The two draft models I built, the P-AWS model and the % Player model, used the draft from 2002 to 2011 as the training data. The independent variable was the max Alternative Win Score (AWS) in the drafted player's third and fourth years, meaning that the 2012 draft was outside of the model parameters. So that draft class is available for out of sample testing, or retrodicting.
In truth, during the training phase the models were run multiple times with various draft classes dropped in order test the robustness of the model specification and ward against over-fitting the data, ie coming up with coefficients that only fit the player's in the drafts tested. The results from one class are hardly definitive, but looking at a brand new draft class is still a good trial for a model.
The first issue is that the 2012 draft class has only completed their second season after being drafted, one less than the minimum for the independent variable. As a result, the biggest issue in the retrodiction is that age is a significant factor in the draft model so younger players maybe expected to perform systematically worse than projected. So, the retrodiction looked at both the Actual-AWS and one with one year more year of the aging curve tacked on to the player's 2014 AWS.
There are a couple of different ways to look at the retrodiction to judge the performance of the model. One is did the model recognize that Draymond Green was a better prospect than Harrison Barnes?
Let's see, Harrison Barnes with a P-AWS of 3.47 ranked 31st in the class and 30% odds of being a quality starter in the % Player model 32nd in the class and Green with a 4.08 P-AWS ranked 20th and a 46% %Player ranked 16th. So, yes, it did, and Green indeed has performed better in Actual AWS in 2014. Model validated, right?
Another simple and intuitive, though not necessarily the best, way to look at the performance is a scatterplot and the out of sample coefficient of determination. There both models do well, especially the P-AWS model performing about as well as in the training data. The P-AWS model has .394 R2 with the actual AWS and a .47 R2 with the Aged 2014 AWS.
The %Player model performs a bit worse by this measure with a .34 R2, primarily because the scale of the logit model doesn't capture the separation between Anthony Davis, the scatter dot on the top right above, and the rest of the class.
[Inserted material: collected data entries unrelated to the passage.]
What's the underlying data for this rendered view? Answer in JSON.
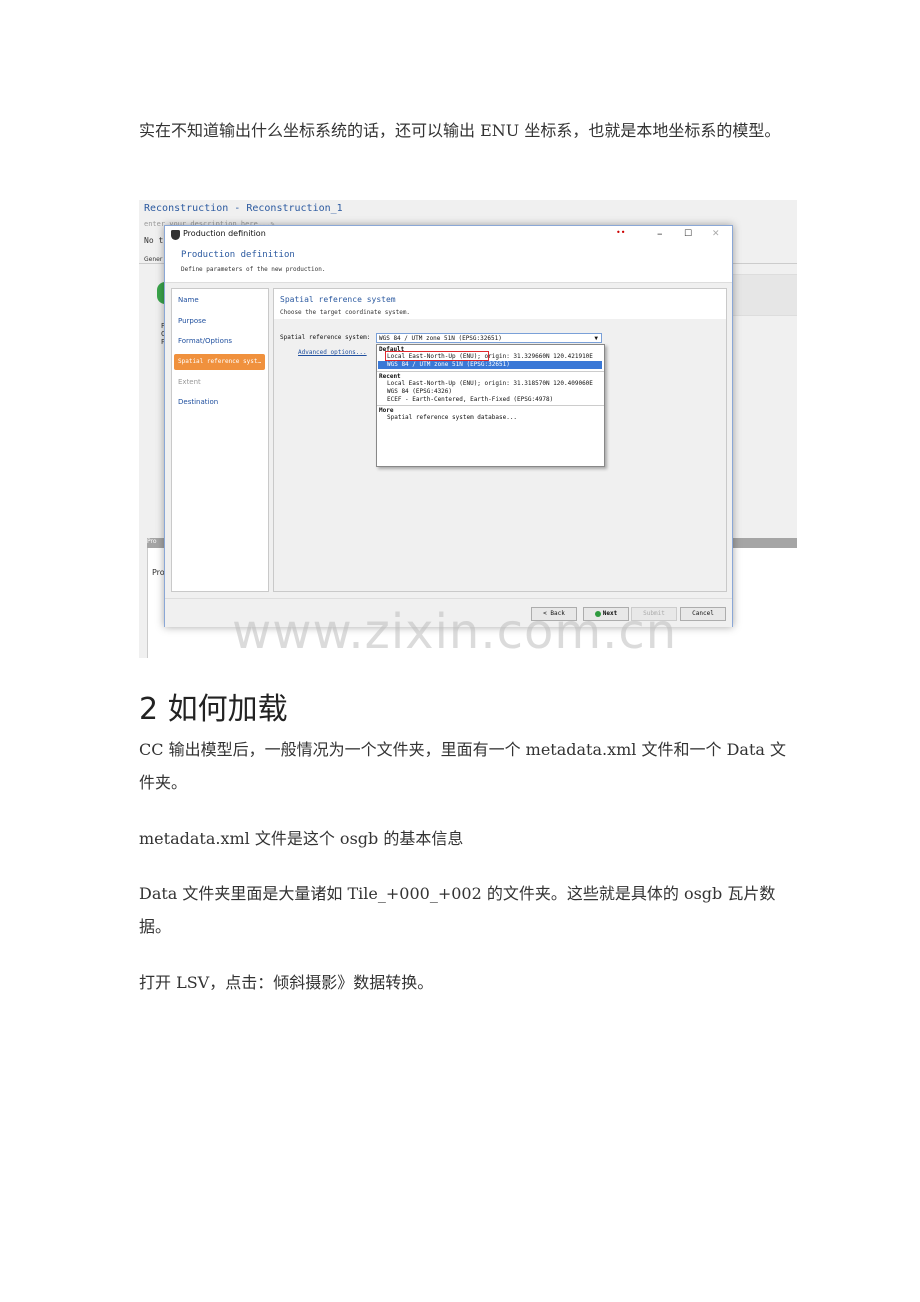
{
  "intro_text": "实在不知道输出什么坐标系统的话，还可以输出 ENU 坐标系，也就是本地坐标系的模型。",
  "screenshot": {
    "bg_title": "Reconstruction - Reconstruction_1",
    "bg_sub": "enter your description here...✎",
    "bg_not": "No t",
    "bg_gen": "Gener",
    "bg_pro": "Pro",
    "bg_pro2": "Pro",
    "bg_side": "F\nC\nP",
    "dialog": {
      "title": "Production definition",
      "dots": "••",
      "minimize": "–",
      "maximize": "☐",
      "close": "✕",
      "heading": "Production definition",
      "subheading": "Define parameters of the new production.",
      "steps": [
        "Name",
        "Purpose",
        "Format/Options",
        "Spatial reference syst…",
        "Extent",
        "Destination"
      ],
      "content_title": "Spatial reference system",
      "content_sub": "Choose the target coordinate system.",
      "srs_label": "Spatial reference system:",
      "advanced_link": "Advanced options...",
      "selected_value": "WGS 84 / UTM zone 51N (EPSG:32651)",
      "dropdown": {
        "default_label": "Default",
        "default_items": [
          "Local East-North-Up (ENU); origin: 31.329660N 120.421910E",
          "WGS 84 / UTM zone 51N (EPSG:32651)"
        ],
        "recent_label": "Recent",
        "recent_items": [
          "Local East-North-Up (ENU); origin: 31.318570N 120.409060E",
          "WGS 84 (EPSG:4326)",
          "ECEF - Earth-Centered, Earth-Fixed (EPSG:4978)"
        ],
        "more_label": "More",
        "more_items": [
          "Spatial reference system database..."
        ]
      },
      "buttons": {
        "back": "< Back",
        "next": "Next",
        "submit": "Submit",
        "cancel": "Cancel"
      }
    }
  },
  "watermark": "www.zixin.com.cn",
  "section_heading": "2 如何加载",
  "para1": "CC 输出模型后，一般情况为一个文件夹，里面有一个 metadata.xml 文件和一个 Data 文件夹。",
  "para2": "metadata.xml 文件是这个 osgb 的基本信息",
  "para3": "Data 文件夹里面是大量诸如 Tile_+000_+002 的文件夹。这些就是具体的 osgb 瓦片数据。",
  "para4": "打开 LSV，点击：倾斜摄影》数据转换。",
  "colors": {
    "accent_orange": "#f0913d",
    "title_blue": "#2c5aa0",
    "highlight_red": "#e0282d",
    "selection_blue": "#3a78d6"
  }
}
It still performs better than the best fit line for the actual draft order, which was .2. But, Anthony Davis is precisely why R2 is not necessarily the best measure of model success given that predicting his outlier performance has an outsized effect on the measure.
Since a team can only take one player with each pick I also took a look how the models perform in terms of model rank compared to the player's actual performance rank against his class. It allows for a more direct comparison with the league's draft order. For instance, Terrence Jones was projected by both P-AWS and % Player models ranked Jones as the 11th best prospect in the draft, while he was taken with the 18th pick by the Houston Rockets. Based on his stats this year Jones rated with a 7.68 AWs, 3rd in the draft class after Anthony Davis and Andre Drummond. So the deviation for the models is 8 spots and for the actual draft it is 15.
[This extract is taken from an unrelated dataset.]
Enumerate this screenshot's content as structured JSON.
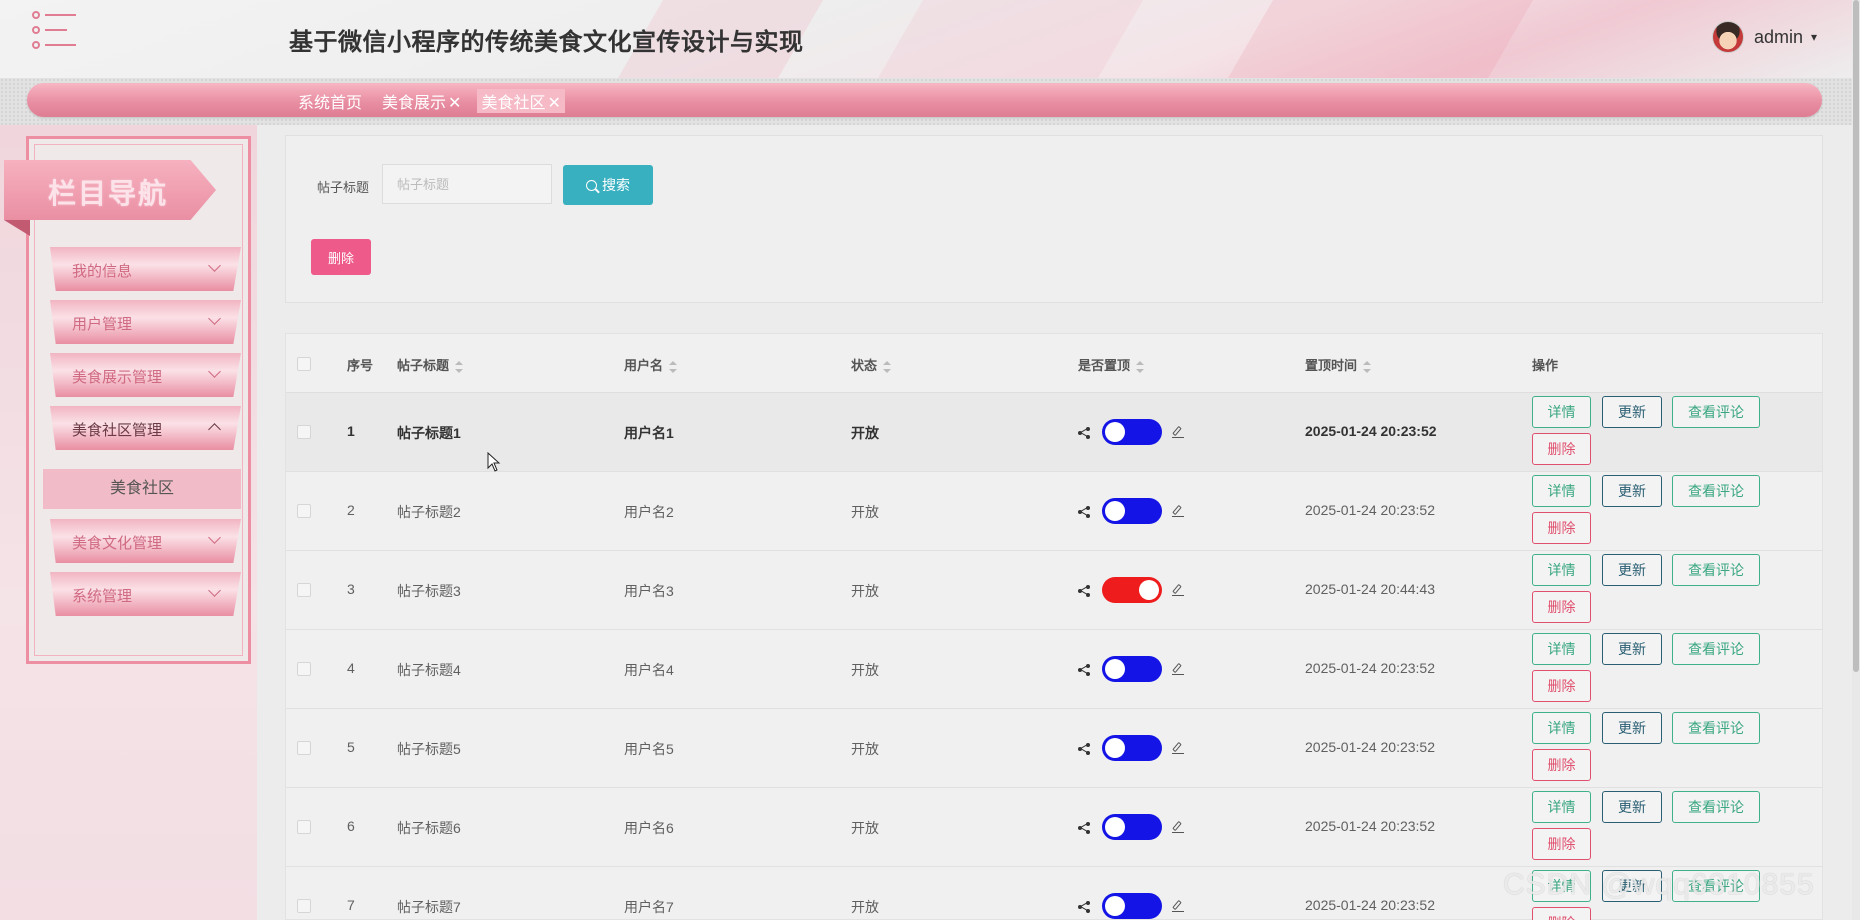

For the class the average absolute deviation for each model is 9.6 and the median absolute deviation is 8 places. For the actual draft the average absolute deviation was 12.5 and the median was 13 places.
It is probably as informative and more interesting to look at how the models, drafters and actual stats compare on individual players.
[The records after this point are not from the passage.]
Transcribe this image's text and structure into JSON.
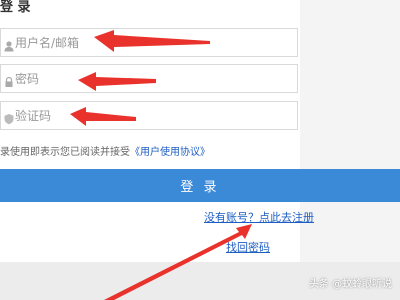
{
  "header": {
    "title": "登 录"
  },
  "form": {
    "username_placeholder": "用户名/邮箱",
    "password_placeholder": "密码",
    "captcha_placeholder": "验证码",
    "agreement_text": "录使用即表示您已阅读并接受",
    "agreement_link": "《用户使用协议》",
    "login_label": "登 录",
    "register_link": "没有账号？点此去注册",
    "forgot_link": "找回密码"
  },
  "watermark": "头条 @蚊蛉眼听说",
  "colors": {
    "primary": "#3b8ad8",
    "link": "#1e5ec2",
    "arrow": "#e8322b"
  },
  "icons": {
    "username": "user-icon",
    "password": "lock-icon",
    "captcha": "shield-icon"
  }
}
Biggest hits for the P-AWS model over the drafters are Kyle O'Quin, who has been an efficient player in Orlando and was pegged as a late first rounder by the model, Jared Sullinger, who actually fell due to his back issues, Austin Rivers, who the model didn't like but went in the lottery and has not played well, and Terrence Jones mentioned earlier.
Biggest misses are Miles Plumlee, who the model didn't like due to his age, and Terrence Ross, who is out performing his college stats.